Summer Restaurant Week might be over in Baltimore, but Frederick’s culinary event of the season is just beginning.
Now celebrating its third run, Farm-to-Fork Frederick brings together some of the county’s best chefs, farmers, brewers, and vintners to deliver locally sourced meals at a handful of area restaurants from Aug. 28 through Sept. 7.
Founder Miriam Nasuti says that the idea for the project was inspired by the 2008 documentary Food Inc.—an Oscar-nominated film that delves deep into the effects of factory versus family farming.
“We watched it as a family and it instantly changed the way that we eat,” Nasuti says. “[Now] we go to local farmers markets, buy a quarter of a cow per year, and eat local chicken.

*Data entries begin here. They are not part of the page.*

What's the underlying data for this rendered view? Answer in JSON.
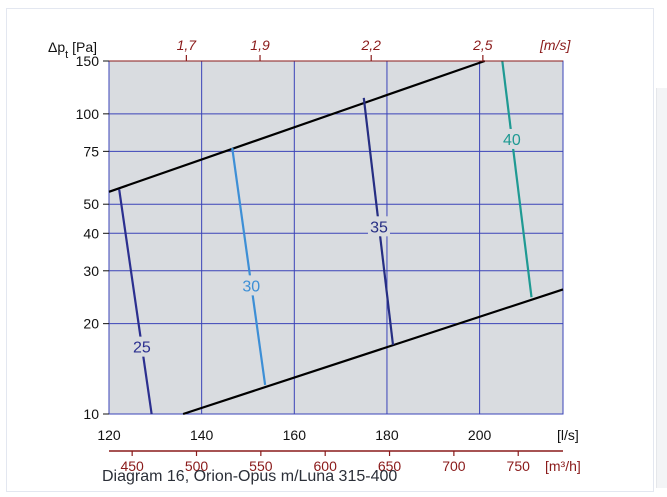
{
  "colors": {
    "plot_bg": "#d9dce0",
    "grid": "#3a43b8",
    "boundary": "#000000",
    "red_axis": "#8a1a1a",
    "series_25": "#2b2f8f",
    "series_30": "#3d8fd6",
    "series_35": "#262e83",
    "series_40": "#1f9a93"
  },
  "chart_data": {
    "type": "line",
    "title": "Diagram 16, Orion-Opus m/Luna 315-400",
    "xlabel": "[l/s]",
    "ylabel": "Δp_t [Pa]",
    "x_scale": "linear",
    "y_scale": "log",
    "xlim": [
      120,
      218
    ],
    "ylim": [
      10,
      150
    ],
    "grid": true,
    "x_ticks": [
      120,
      140,
      160,
      180,
      200
    ],
    "x_tick_labels": [
      "120",
      "140",
      "160",
      "180",
      "200"
    ],
    "y_ticks": [
      10,
      20,
      30,
      40,
      50,
      75,
      100,
      150
    ],
    "y_tick_labels": [
      "10",
      "20",
      "30",
      "40",
      "50",
      "75",
      "100",
      "150"
    ],
    "secondary_x_bottom": {
      "label": "[m³/h]",
      "ticks": [
        450,
        500,
        550,
        600,
        650,
        700,
        750
      ],
      "tick_labels": [
        "450",
        "500",
        "550",
        "600",
        "650",
        "700",
        "750"
      ]
    },
    "secondary_x_top": {
      "label": "[m/s]",
      "tick_labels": [
        "1,7",
        "1,9",
        "2,2",
        "2,5"
      ],
      "tick_x_ls": [
        136.7,
        152.6,
        176.6,
        200.7
      ]
    },
    "series": [
      {
        "name": "25",
        "x": [
          122.2,
          129.2
        ],
        "y": [
          56,
          10
        ]
      },
      {
        "name": "30",
        "x": [
          146.6,
          153.7
        ],
        "y": [
          77,
          12.5
        ]
      },
      {
        "name": "35",
        "x": [
          175.0,
          181.3
        ],
        "y": [
          113,
          17
        ]
      },
      {
        "name": "40",
        "x": [
          204.9,
          211.2
        ],
        "y": [
          150,
          24.5
        ]
      }
    ],
    "boundaries": [
      {
        "x": [
          120,
          201.1
        ],
        "y": [
          55,
          150
        ]
      },
      {
        "x": [
          136.0,
          218
        ],
        "y": [
          10,
          26
        ]
      }
    ]
  }
}
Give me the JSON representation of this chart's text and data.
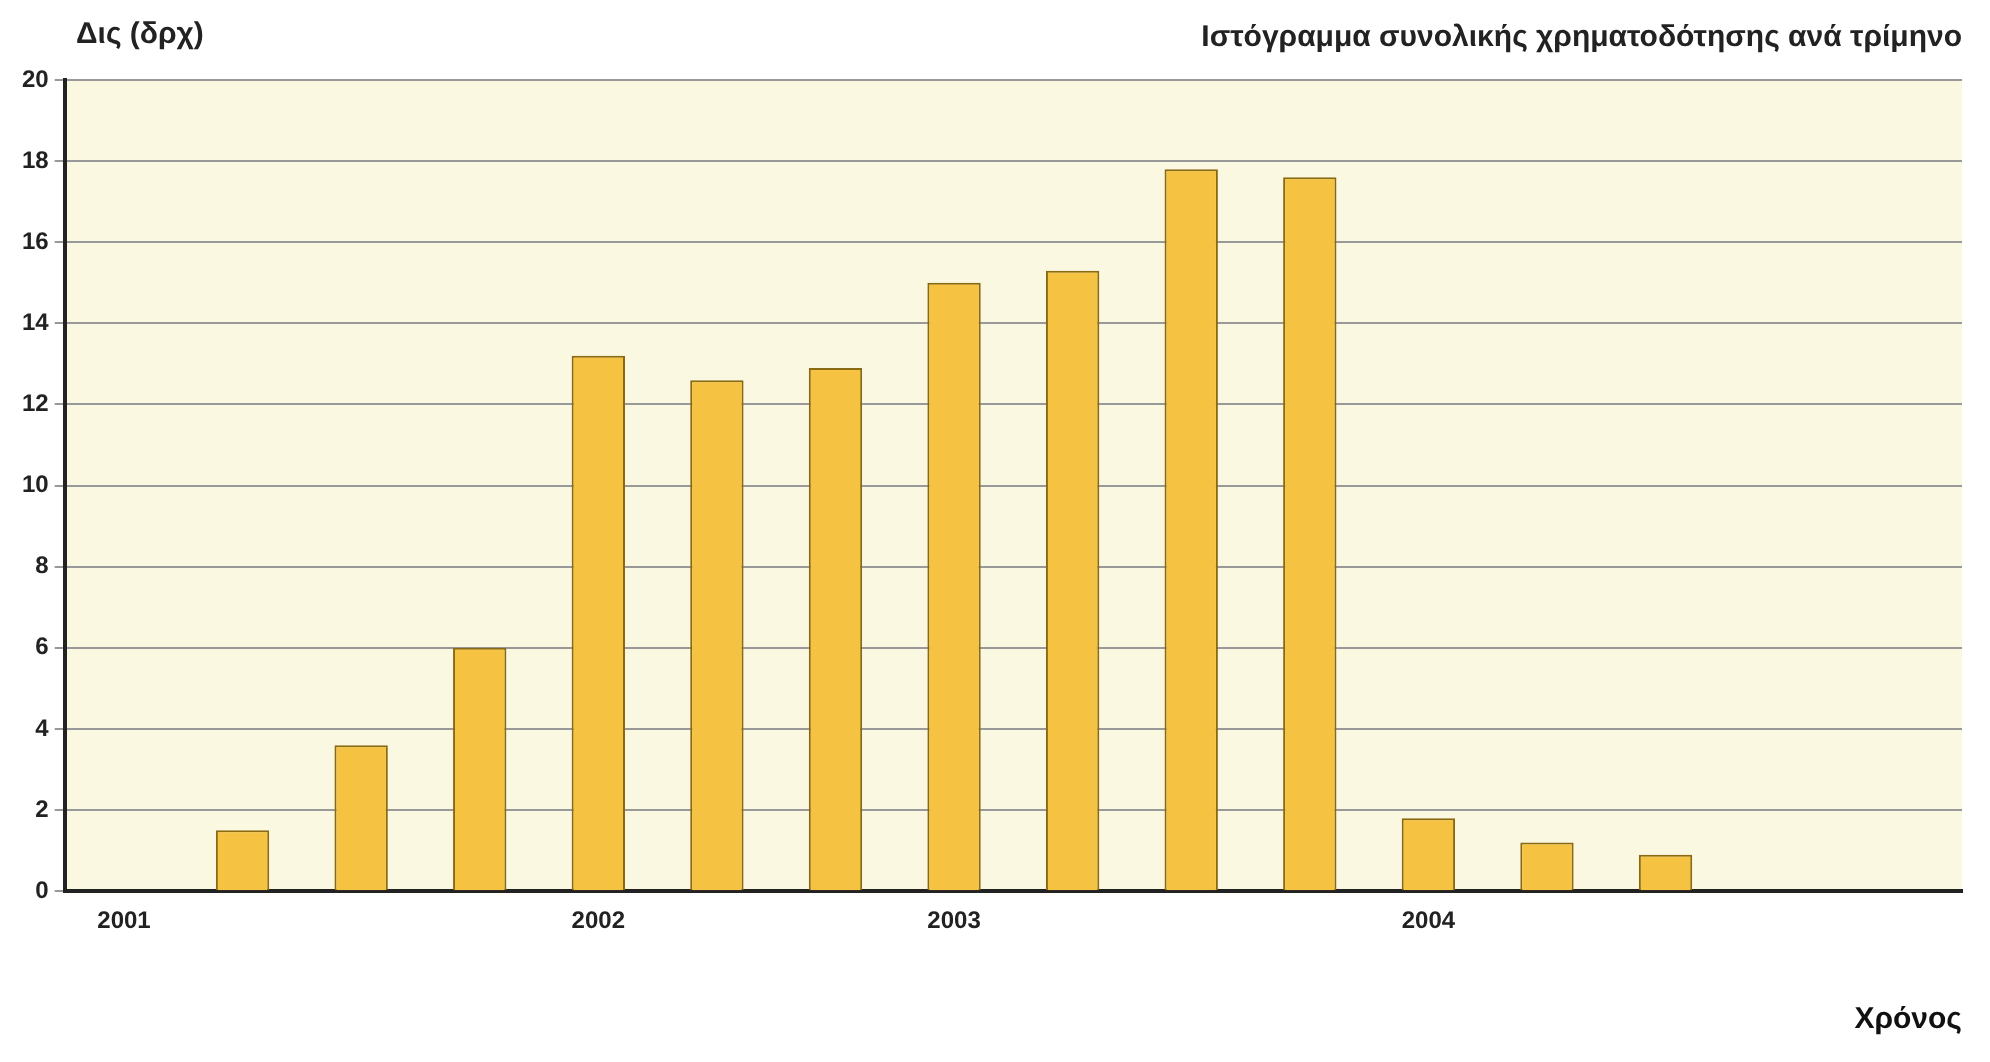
{
  "chart_data": {
    "type": "bar",
    "title": "Ιστόγραμμα συνολικής χρηματοδότησης ανά τρίμηνο",
    "ylabel": "Δις (δρχ)",
    "xlabel": "Χρόνος",
    "categories": [
      "2001",
      null,
      null,
      null,
      "2002",
      null,
      null,
      "2003",
      null,
      null,
      null,
      "2004",
      null,
      null,
      null,
      null
    ],
    "values": [
      null,
      1.5,
      3.6,
      6.0,
      13.2,
      12.6,
      12.9,
      15.0,
      15.3,
      17.8,
      17.6,
      1.8,
      1.2,
      0.9,
      null,
      null
    ],
    "color": "#f5c242",
    "ylim": [
      0,
      20
    ],
    "yticks": [
      0,
      2,
      4,
      6,
      8,
      10,
      12,
      14,
      16,
      18,
      20
    ],
    "grid": "y",
    "legend": false
  }
}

After a few months you can really begin to taste the difference.”
In keeping with the initiative’s all-things-organic motto, 14 Frederick restaurants will use the products of local farms, wineries, and breweries as the inspiration for the eats on their special a la carte menus.
Old favorites like La Paz Mexican Restaurant and The Wine Kitchen will once again participate, while Farm-to-Fork Frederick newbies like Family Meal, Café Nola, and LeParc Bistro are joining the project for the first time this year.
Although the eateries are still finalizing their offerings, diners can expect to sample fare that uses the bounty of sustainable spots like Thanksgiving Farms, Caprikorn Farms, Gude Brother’s Greenhouses, South Mountain Creamery, Big Cork Vineyards, and, the initiative’s first participating farm brewery, Mad Science Brewing. (As an example, Nasuti notes La Paz’s flan fused with local peaches as one of last year’s standout dishes.)
Also new this year, the program has expanded beyond downtown Frederick and now includes restaurants like Vintage and The Carriage House Inn, both located in different parts of the county.
Nasuti says that in order to follow through with her mission, there are strict guidelines—such as making sure all menus feature at least 60 percent locally sourced ingredients—that all of the participants must follow.
“It’s really not a project for the faint of heart,” she says. “We’re not looking for restaurants that love all of the marketing but don’t want to follow the protocol.”
In addition to seeing the program surpass its city limits, Nasuti says that she’s most excited for the initiative to continue to foster long-lasting connections in the local food community.
“It creates a domino effect,” she says. “Some of the relationships between the farms and the restaurants have sustained well beyond the scope of the project. It has a lot of authenticity and the community realizes that.”